Mas Haddad, ex-prefeito de São Paulo, terá agora a máquina a seu favor para tentar herdar o maior número possível de eleitores de Lula.

Além do agora apoio explícito do ex-candidato detido, o concorrente do PT terá ainda o segundo maior tempo na propaganda gratuita em rádio e TV, uma arma ainda poderosa no Brasil, além da grande presença da esquerda nas redes sociais.

"Com tudo isto, é muito difícil que ele não chegue ao segundo turno.

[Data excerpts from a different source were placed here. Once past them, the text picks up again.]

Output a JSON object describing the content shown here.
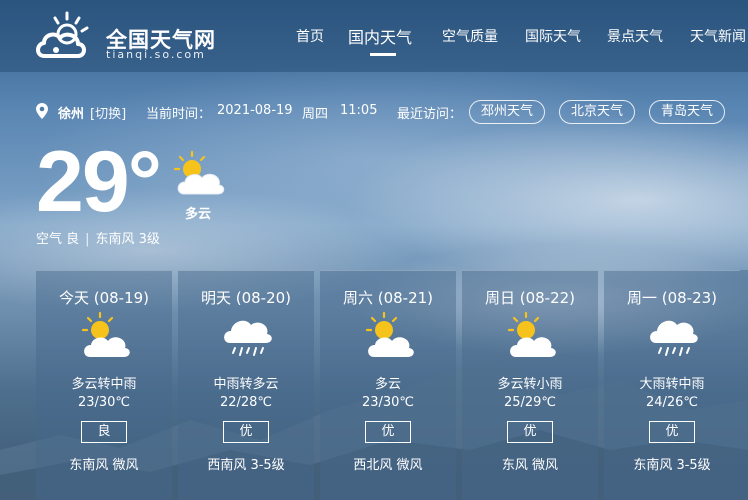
{
  "brand": {
    "title": "全国天气网",
    "domain": "tianqi.so.com"
  },
  "nav": {
    "items": [
      {
        "label": "首页"
      },
      {
        "label": "国内天气",
        "active": true
      },
      {
        "label": "空气质量"
      },
      {
        "label": "国际天气"
      },
      {
        "label": "景点天气"
      },
      {
        "label": "天气新闻"
      }
    ]
  },
  "location": {
    "city": "徐州",
    "switch_label": "[切换]",
    "time_label": "当前时间：",
    "date": "2021-08-19",
    "weekday": "周四",
    "time": "11:05",
    "recent_label": "最近访问：",
    "recent": [
      "邳州天气",
      "北京天气",
      "青岛天气"
    ]
  },
  "current": {
    "temp": "29°",
    "condition": "多云",
    "icon": "partly-cloudy-icon",
    "air": "空气 良",
    "wind": "东南风 3级"
  },
  "forecast": [
    {
      "date": "今天 (08-19)",
      "condition": "多云转中雨",
      "temp": "23/30℃",
      "aqi": "良",
      "wind": "东南风 微风",
      "icon": "partly-cloudy-icon"
    },
    {
      "date": "明天 (08-20)",
      "condition": "中雨转多云",
      "temp": "22/28℃",
      "aqi": "优",
      "wind": "西南风 3-5级",
      "icon": "rain-cloud-icon"
    },
    {
      "date": "周六 (08-21)",
      "condition": "多云",
      "temp": "23/30℃",
      "aqi": "优",
      "wind": "西北风 微风",
      "icon": "partly-cloudy-icon"
    },
    {
      "date": "周日 (08-22)",
      "condition": "多云转小雨",
      "temp": "25/29℃",
      "aqi": "优",
      "wind": "东风 微风",
      "icon": "partly-cloudy-icon"
    },
    {
      "date": "周一 (08-23)",
      "condition": "大雨转中雨",
      "temp": "24/26℃",
      "aqi": "优",
      "wind": "东南风 3-5级",
      "icon": "rain-cloud-icon"
    }
  ],
  "colors": {
    "sun": "#f6c31c",
    "cloud": "#ffffff",
    "rain": "#ffffff"
  }
}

É apenas uma questão de tempo até o eleitorado reconhecer Haddad como o candidato do Lula", avaliou à AFP Lincoln Secco, historiador da Universidade de São Paulo e autor da "História do Partido dos Trabalhadores no Brasil".

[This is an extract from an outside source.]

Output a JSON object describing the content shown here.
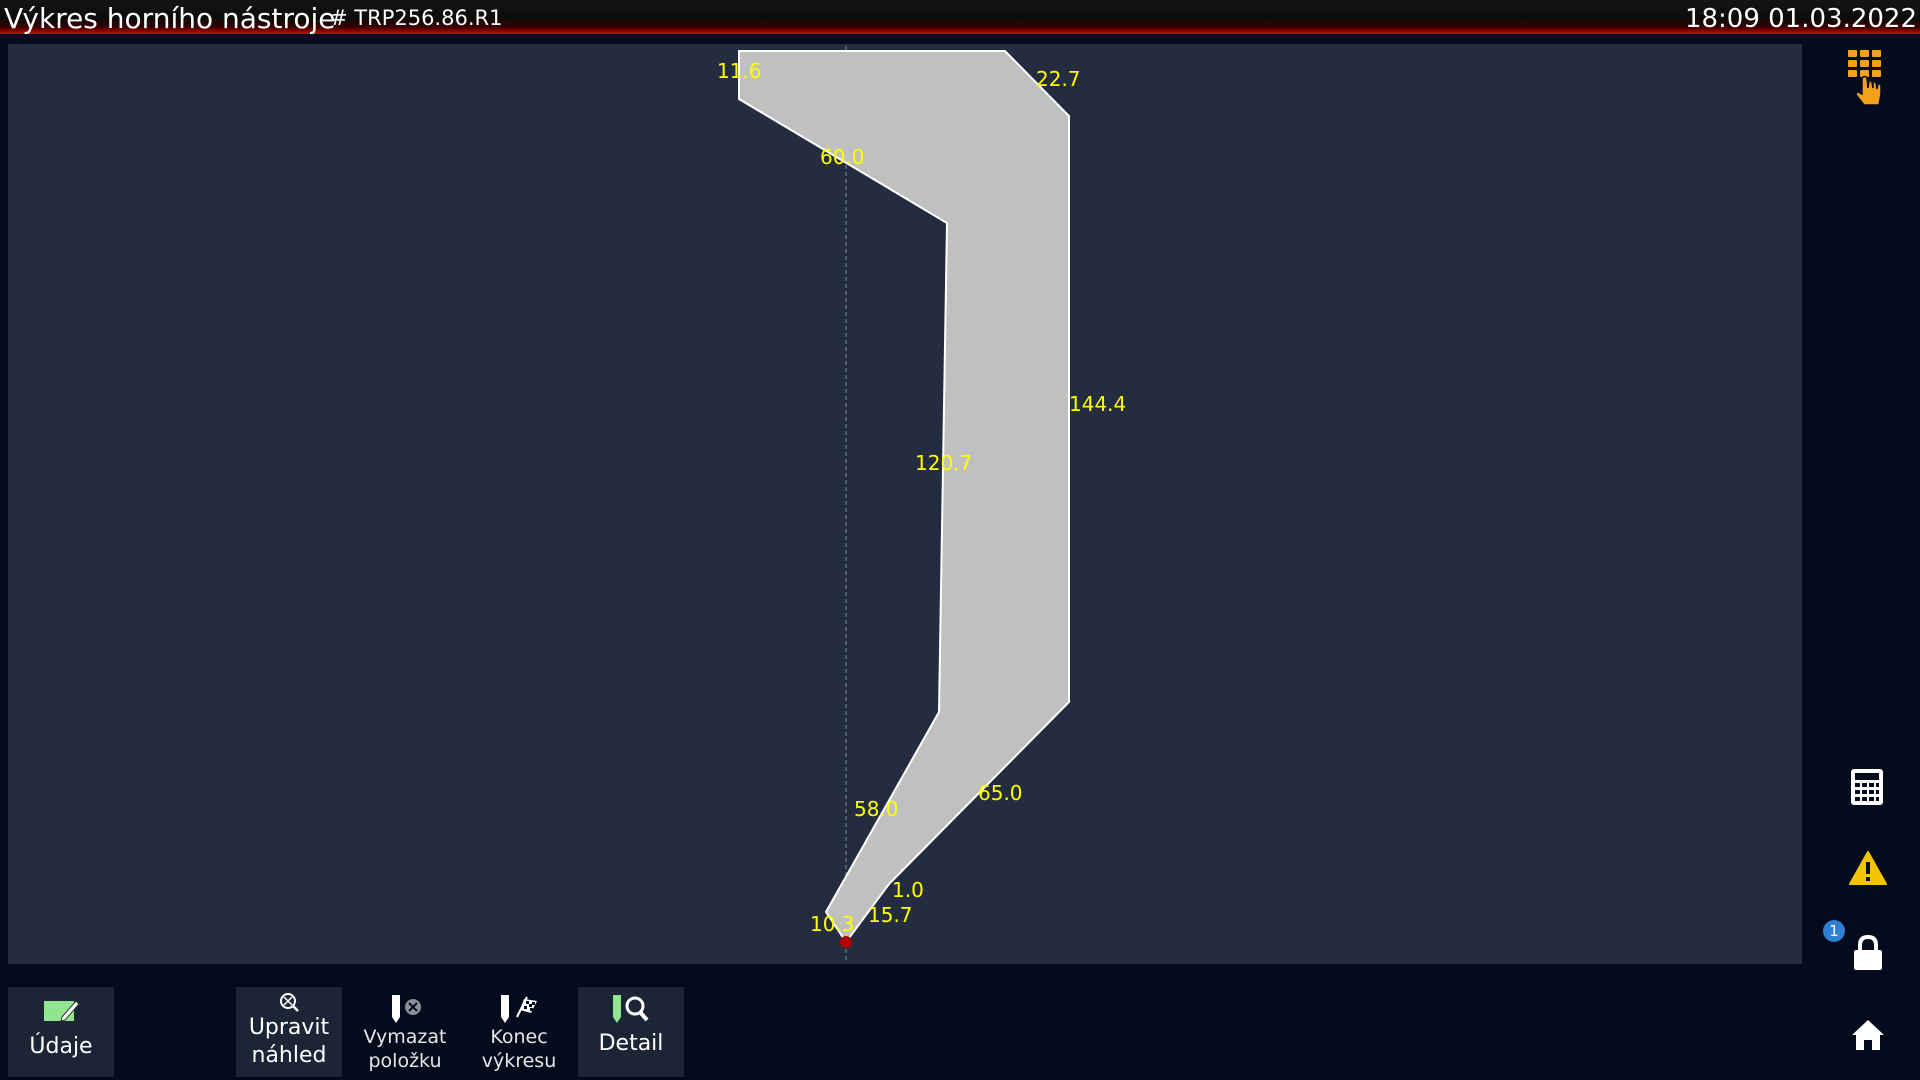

Um dos desafios de Haddad, 55 anos, será arrebatar votos de Ciro Gomes, muito forte no Nordeste, que concentra quase 30 porcento dos votos do país.

Ciro, um ex-ministro de Lula, ocupa a segunda posição nas pesquisas, com entre 11 e 13 porcento, atrás apenas de Jair Bolsonaro (24% a 26%).

O poder de Lula sobre o PT e o seu eleitorado, as frequentes visitas de Haddad a sua cela em Curitiba e o empenho da militância em recordar que "Lula é candidato com o nome de Haddad" tem levado muitos a questionar se o ex-prefeito de São Paulo não será um fantoche do ex-presidente.

"Na primeira volta Haddad será a voz de Lula para manter um eleitorado cativo, mas na segunda a tendência é que ganhe autonomia e mostre o seu perfil mais moderado dentro do PT", disse à AFP Thomaz Favaro, analista político para o Brasil do Control Risk, consultoria de gestão de riscos.

Especialmente se disputar com Bolsonaro, pois terá de convencer os eleitores de centro e de centro direita, muitos radicalmente contrários ao PT.

"Qualquer candidato que for eleito terá uma dificuldade enorme para governar. Haddad teria que encontrar um equilíbrio entre o seu espírito mais conciliador e o seu partido, que tem um programa mais radicalizado em relação às eleições passadas".